Chiude il supermercato dei Parioli: lavoratori licenziati

È l'ennesimo punto vendita che abbassa le serrande lasciando i dipendenti senza alcuna garanzia. Valenti (Uiltucs): "Risultato di progressivo spacchettamento, è un anno che denunciamo. Regione promuova politiche attive"

Il supermercato Tuodì di via Rubicone chiude. E’ l’ennesimo del gruppo Tuo, cui appartengono anche le insegne di Fresco Market e InGrande, ad abbassare le serrande e lasciare i lavoratori senza alcun tipo di garanzia. Per i 12 addetti del punto vendita dei Parioli è arrivato il licenziamento. 

Chiude il Tuodì di via Rubicone

Non certo un fulmine a ciel sereno visto il contesto generale di spacchettamento e dismissioni che vivono i supermercati a Roma. In particolare la vicenda legata ai mercati di Tuo ha inizio tre anni fa con l’operazione di dismissione della rete Margherita Distribuzione (Ex Auchan) con Tuodì a rilevare 13 di quei negozi. Da lì una lunga serie di cessioni ed acquisizioni di punti vendita e rami d’azienda, con supermercati che aprivano e chiudevano e lavoratori costretti a vivere con la paura di veder sparire, nel giro di poco tempo, il loro posto di lavoro. Proprio come successo in via Rubicone. 

Chi chiude, chi "scappa", chi licenzia: come cambia la mappa dei supermercati di Roma

Lo spacchettamento dei supermercati del gruppo TUO

Prima di loro è toccato ai colleghi di Fresco Market al centro commerciale La Nave, a quello di Fonteiana e Casilino. Nel punto vendita di Appio Gallo potrebbe subentrare il Pewex del Gruppo GROS, in quello di Laghetto è arrivato Triscount mentre a Pio XI Doreca. 

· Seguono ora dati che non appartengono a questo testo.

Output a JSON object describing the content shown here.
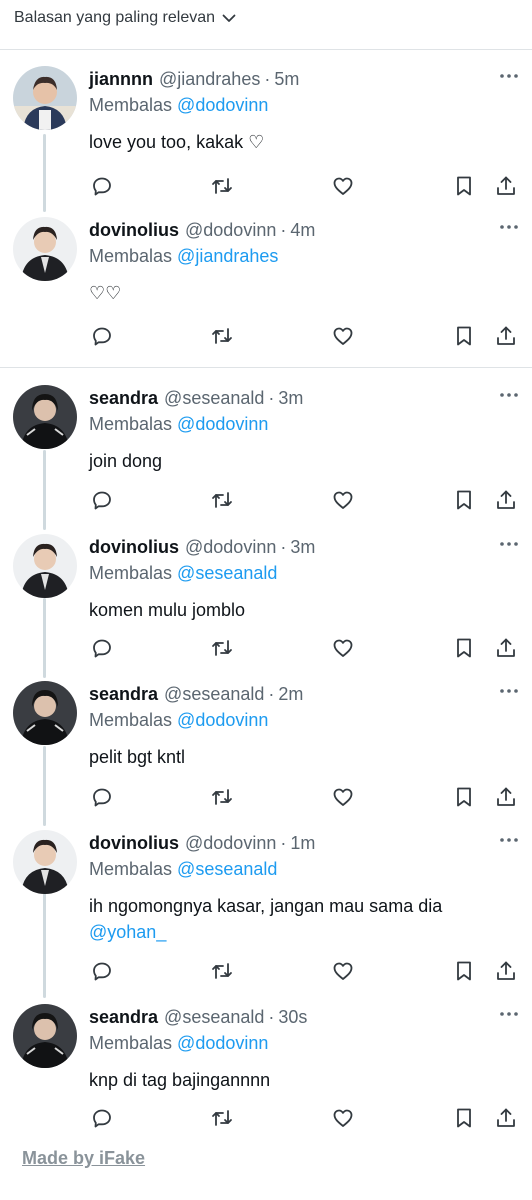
{
  "header": {
    "sort_label": "Balasan yang paling relevan"
  },
  "accent_color": "#1d9bf0",
  "replying_prefix": "Membalas",
  "dot": "·",
  "tweets": [
    {
      "name": "jiannnn",
      "handle": "@jiandrahes",
      "time": "5m",
      "reply_to": "@dodovinn",
      "text": "love you too, kakak ♡",
      "text_mention": ""
    },
    {
      "name": "dovinolius",
      "handle": "@dodovinn",
      "time": "4m",
      "reply_to": "@jiandrahes",
      "text": "♡♡",
      "text_mention": ""
    },
    {
      "name": "seandra",
      "handle": "@seseanald",
      "time": "3m",
      "reply_to": "@dodovinn",
      "text": "join dong",
      "text_mention": ""
    },
    {
      "name": "dovinolius",
      "handle": "@dodovinn",
      "time": "3m",
      "reply_to": "@seseanald",
      "text": "komen mulu jomblo",
      "text_mention": ""
    },
    {
      "name": "seandra",
      "handle": "@seseanald",
      "time": "2m",
      "reply_to": "@dodovinn",
      "text": "pelit bgt kntl",
      "text_mention": ""
    },
    {
      "name": "dovinolius",
      "handle": "@dodovinn",
      "time": "1m",
      "reply_to": "@seseanald",
      "text": "ih ngomongnya kasar, jangan mau sama dia",
      "text_mention": "@yohan_"
    },
    {
      "name": "seandra",
      "handle": "@seseanald",
      "time": "30s",
      "reply_to": "@dodovinn",
      "text": "knp di tag bajingannnn",
      "text_mention": ""
    }
  ],
  "icons": [
    "chevron-down-icon",
    "more-icon",
    "reply-icon",
    "retweet-icon",
    "like-icon",
    "bookmark-icon",
    "share-icon"
  ],
  "watermark": "Made by iFake"
}
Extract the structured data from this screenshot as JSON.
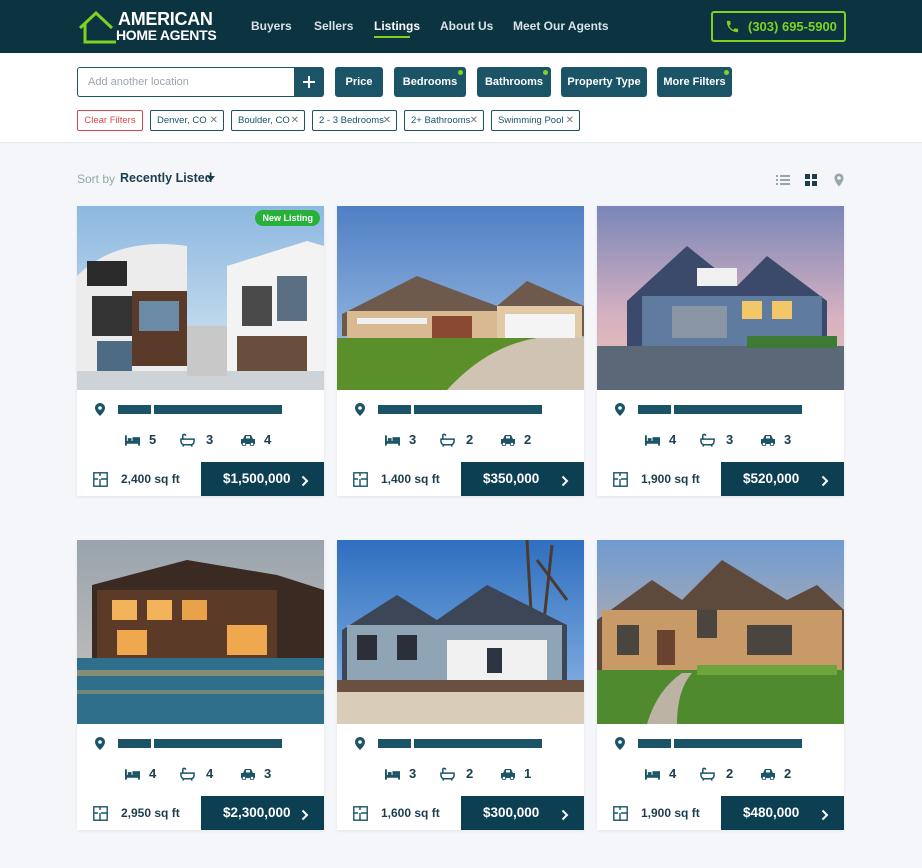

“La chiusura del Tuodì di via Rubicone è la conseguenza di quella lunga serie di spacchettamenti che avevamo denunciato oltre un anno fa e che sul lungo termine stanno pesando sulle spalle dei lavoratori proprio come ci aspettavamo” - commenta a RomaToday Roberta Valenti della Uiltucs Roma e Lazio. “I sospetti sulla non sincera volontà di rilancio aziendale si stanno avverando e rischiano di coinvolgere oltre 60 persone”. Poi l’appello: “Se le istituzioni non intervengono su queste dismissioni con politiche attive questo disastroso processo non si arresta più” - avverte la sindacalista. “Si tratta di una degenerazione per cui la dismissione diventa frammentazione ed emorragia occupazionale. Per questo - conclude - chiediamo alla Regione Lazio di attivarsi per tutelare i lavoratori”.